Con 35º el canal no estaba muy animado |
Cogimos atasco y viendo la emoción que
había en las filas traseras del coche a punto estuvimos de dar la vuelta pero
fuimos avanzando poco a poco hasta recorrer las algo más de 100 millas de
distancia en tres largas horas. Aparcamos en el centro de la ciudad, comimos
rápidamente un “hot dog” en uno de los pocos sitios abiertos y nos pusimos a
caminar a la orilla del canal, buscando algo de frescor para combatir los 35
grados que marcaban los termómetros. El paseo no fue muy relajante, la verdad,
pero nos llevó (¡oh, sorpresa!) al museo de la Guerra Civil Americana (American
Civil War Museum) donde todos entramos con mucho alivio al abrigo de su aire
acondicionado.
Los americanos son maestros en mostrar lo
que tienen. El ser un país con poca historia y con muchos fondos económicos les
permite crear este tipo de museos bien estructurados, con mucho panel
informativo, bastantes vídeos muy bien editados, algún que otro juego
didáctico, cierta interactividad y unas cuantas vitrinas con más reproducciones
que piezas originales. Escogen tres ideas básicas para desarrollar la
exposición (en este caso eran Confederacy, Union y Freedom) y terminas tu
visita con unos cuantos datos bien aprendidos y la sensación de haber pasado un
buen rato. Luego entras a las tiendas, que son todas fantásticas, te compras un
recuerdito o un libro de 700 páginas en el que se recogen todas las batallas de
la Guerra Civil si eres como mi marido, y sales feliz y contenta.
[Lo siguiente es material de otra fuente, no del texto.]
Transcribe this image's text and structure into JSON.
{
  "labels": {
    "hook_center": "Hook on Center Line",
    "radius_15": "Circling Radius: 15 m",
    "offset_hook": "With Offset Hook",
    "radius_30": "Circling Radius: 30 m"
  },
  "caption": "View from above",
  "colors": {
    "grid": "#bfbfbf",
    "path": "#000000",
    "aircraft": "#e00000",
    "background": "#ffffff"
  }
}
Cómo quedó Richmond en 1865 |
La fundición y uno de sus cañones |
El capitolio de Virginia |
J. Davis saludando |
Y aunque esta otra parte de la ciudad es
agradable, con bonitas casas y muchos estudiantes, le falta ambiente, alguna
cafetería, tienda, librería, lo que sea que te invite a bajarte del coche,
meterte por sus calles y dejar de mirar por la ventanilla, cosa que, por
supuesto, los niños no hicieron ya en ningún momento hasta que bien de noche,
en el primer semáforo de Potomac dijeron: “¡ah, si ya estamos casi en casa!”.